08/07/17 22:10:13
私にも解けますた…
>>387
(1) a/(1+a) + b/(1+b) ≧ a/(1+a+b) + b/(1+a+b) = (a+b)/(1+a+b) ≧ c/(1+c). {← x/(1+x) は単調増加}
∵ (a+b)(1+c) - (1+a+b)c = (a+b) - c ≧ 0.
(2) a+b=s, b-a=d とおくと
(左辺) = {a+(1/a)}^2 + {b+(1/b)}^2
= (a^2 + b^2) + {(1/a)^2 + (1/b)^2} + 4
= (a^2 + b^2){1 + (1/ab)^2} + 4
= (1/2)(s^2 + d^2){1 + 16/(s^2 - d^2)^2} + 4
これは d^2 について単調増加。d=0 のとき最小値
(1/2)(s^2){1 + (2/s)^4} + 4 = 2{(s/2)+(2/s)}^2.
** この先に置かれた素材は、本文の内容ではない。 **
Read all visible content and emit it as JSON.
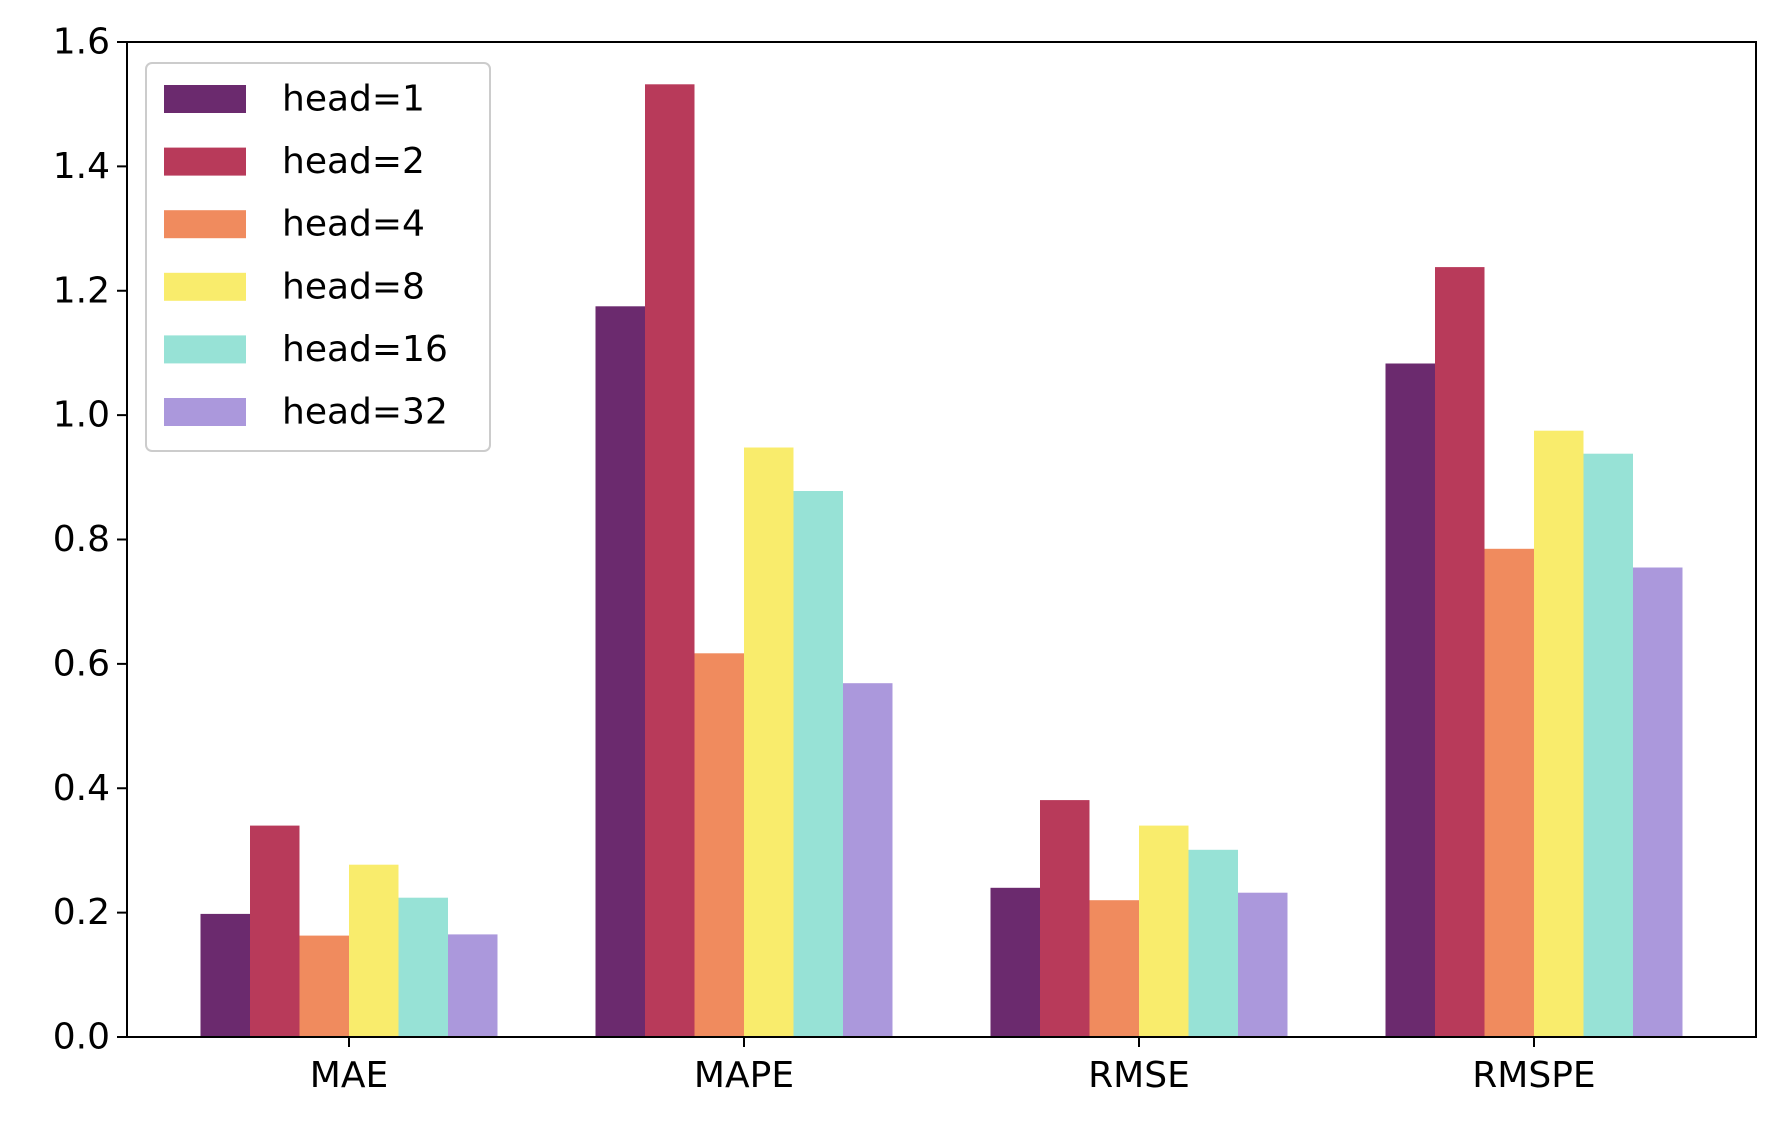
{
  "chart_data": {
    "type": "bar",
    "categories": [
      "MAE",
      "MAPE",
      "RMSE",
      "RMSPE"
    ],
    "series": [
      {
        "name": "head=1",
        "color": "#6b2a6e",
        "values": [
          0.198,
          1.175,
          0.24,
          1.083
        ]
      },
      {
        "name": "head=2",
        "color": "#b83a5a",
        "values": [
          0.34,
          1.532,
          0.381,
          1.238
        ]
      },
      {
        "name": "head=4",
        "color": "#f08b5e",
        "values": [
          0.163,
          0.617,
          0.22,
          0.785
        ]
      },
      {
        "name": "head=8",
        "color": "#f9ec6c",
        "values": [
          0.277,
          0.948,
          0.34,
          0.975
        ]
      },
      {
        "name": "head=16",
        "color": "#97e2d6",
        "values": [
          0.224,
          0.878,
          0.301,
          0.938
        ]
      },
      {
        "name": "head=32",
        "color": "#ab98dc",
        "values": [
          0.165,
          0.569,
          0.232,
          0.755
        ]
      }
    ],
    "yticks": [
      "0.0",
      "0.2",
      "0.4",
      "0.6",
      "0.8",
      "1.0",
      "1.2",
      "1.4",
      "1.6"
    ],
    "ylim": [
      0,
      1.6
    ],
    "title": "",
    "xlabel": "",
    "ylabel": "",
    "grid": false,
    "legend_position": "top-left"
  }
}
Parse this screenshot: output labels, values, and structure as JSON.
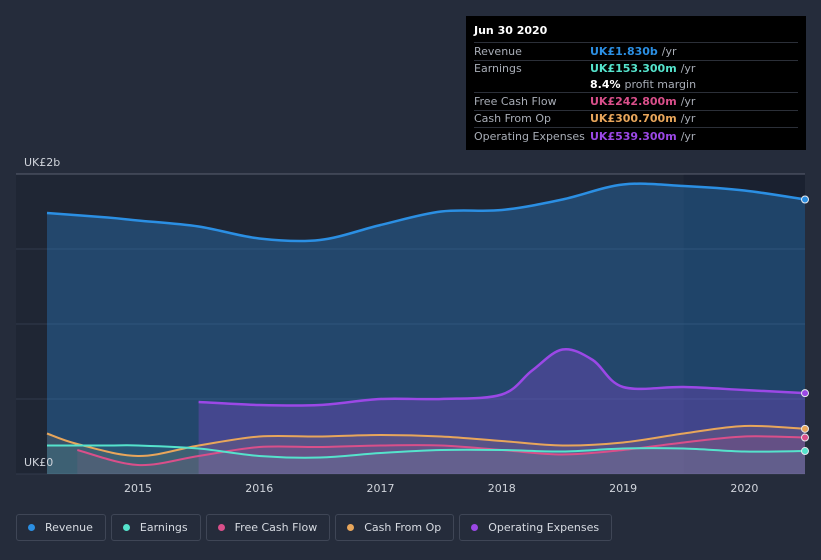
{
  "chart_data": {
    "type": "area",
    "title": "",
    "xlabel": "",
    "ylabel": "",
    "ylim": [
      0,
      2.0
    ],
    "xlim": [
      2014.25,
      2020.5
    ],
    "y_tick_labels": [
      "UK£2b",
      "UK£0"
    ],
    "x_ticks": [
      2015,
      2016,
      2017,
      2018,
      2019,
      2020
    ],
    "x_tick_labels": [
      "2015",
      "2016",
      "2017",
      "2018",
      "2019",
      "2020"
    ],
    "highlight_range": [
      2019.5,
      2020.5
    ],
    "series": [
      {
        "name": "Revenue",
        "color": "#2b8fe3",
        "x": [
          2014.25,
          2014.75,
          2015.0,
          2015.5,
          2016.0,
          2016.5,
          2017.0,
          2017.5,
          2018.0,
          2018.5,
          2019.0,
          2019.5,
          2020.0,
          2020.5
        ],
        "values": [
          1.74,
          1.71,
          1.69,
          1.65,
          1.57,
          1.56,
          1.66,
          1.75,
          1.76,
          1.83,
          1.93,
          1.92,
          1.89,
          1.83
        ]
      },
      {
        "name": "Earnings",
        "color": "#55e3cc",
        "x": [
          2014.25,
          2014.75,
          2015.0,
          2015.5,
          2016.0,
          2016.5,
          2017.0,
          2017.5,
          2018.0,
          2018.5,
          2019.0,
          2019.5,
          2020.0,
          2020.5
        ],
        "values": [
          0.19,
          0.19,
          0.19,
          0.17,
          0.12,
          0.11,
          0.14,
          0.16,
          0.16,
          0.15,
          0.17,
          0.17,
          0.15,
          0.153
        ]
      },
      {
        "name": "Free Cash Flow",
        "color": "#d94f8a",
        "x": [
          2014.5,
          2015.0,
          2015.5,
          2016.0,
          2016.5,
          2017.0,
          2017.5,
          2018.0,
          2018.5,
          2019.0,
          2019.5,
          2020.0,
          2020.5
        ],
        "values": [
          0.16,
          0.06,
          0.12,
          0.18,
          0.18,
          0.19,
          0.19,
          0.16,
          0.13,
          0.16,
          0.21,
          0.25,
          0.243
        ]
      },
      {
        "name": "Cash From Op",
        "color": "#e8a65b",
        "x": [
          2014.25,
          2014.5,
          2015.0,
          2015.5,
          2016.0,
          2016.5,
          2017.0,
          2017.5,
          2018.0,
          2018.5,
          2019.0,
          2019.5,
          2020.0,
          2020.5
        ],
        "values": [
          0.27,
          0.2,
          0.12,
          0.19,
          0.25,
          0.25,
          0.26,
          0.25,
          0.22,
          0.19,
          0.21,
          0.27,
          0.32,
          0.301
        ]
      },
      {
        "name": "Operating Expenses",
        "color": "#9b48e6",
        "x": [
          2015.5,
          2016.0,
          2016.5,
          2017.0,
          2017.5,
          2018.0,
          2018.25,
          2018.5,
          2018.75,
          2019.0,
          2019.5,
          2020.0,
          2020.5
        ],
        "values": [
          0.48,
          0.46,
          0.46,
          0.5,
          0.5,
          0.53,
          0.69,
          0.83,
          0.76,
          0.58,
          0.58,
          0.56,
          0.539
        ]
      }
    ]
  },
  "tooltip": {
    "date": "Jun 30 2020",
    "rows": [
      {
        "label": "Revenue",
        "value": "UK£1.830b",
        "unit": "/yr",
        "color": "#2b8fe3"
      },
      {
        "label": "Earnings",
        "value": "UK£153.300m",
        "unit": "/yr",
        "color": "#55e3cc"
      },
      {
        "label": "Free Cash Flow",
        "value": "UK£242.800m",
        "unit": "/yr",
        "color": "#d94f8a"
      },
      {
        "label": "Cash From Op",
        "value": "UK£300.700m",
        "unit": "/yr",
        "color": "#e8a65b"
      },
      {
        "label": "Operating Expenses",
        "value": "UK£539.300m",
        "unit": "/yr",
        "color": "#9b48e6"
      }
    ],
    "margin_value": "8.4%",
    "margin_label": "profit margin"
  },
  "legend": [
    {
      "label": "Revenue",
      "color": "#2b8fe3"
    },
    {
      "label": "Earnings",
      "color": "#55e3cc"
    },
    {
      "label": "Free Cash Flow",
      "color": "#d94f8a"
    },
    {
      "label": "Cash From Op",
      "color": "#e8a65b"
    },
    {
      "label": "Operating Expenses",
      "color": "#9b48e6"
    }
  ]
}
(別法) f(x) = {x + (1/x)}^2 = x^2 + 2 + 1/(x^2) は下に凸だから
f(a) + f(b) ≧ 2f((a+b)/2) = 2f(s/2) = 2{(s/2)+(2/s)}^2.
(3) 基本対称式を x+y+z =s, xy+yz+zx =t, xyz =u とおく。
(xy+yz+zx)/(xyz) = t/u ≧ 3*(3/s),
(x+y+z)/(xyz) = s/u ≧ 3*(3/s)^2,
1/(xyz) = 1/u ≧ (3/s)^3,
(左辺) = {2+(1/x)}{2+(1/y)}{2+(1/z)} = {8xyz + 4(xy+yz+zx) + 2(x+y+z) + 1}/(xyz)
= 8 + 4(xy+yz+zx)/(xyz) + 2(x+y+z)/(xyz) + 1/(xyz)
≧8 + 12*(3/s) + 6*(3/s)^2 + (3/s)^3
= {2 + (3/s)}^3
>>388
(4) 相乗相加平均より
(与式) ≦ {1 - (x+y+z)/(3n)}^3 = {1 - s/(3n)}^3.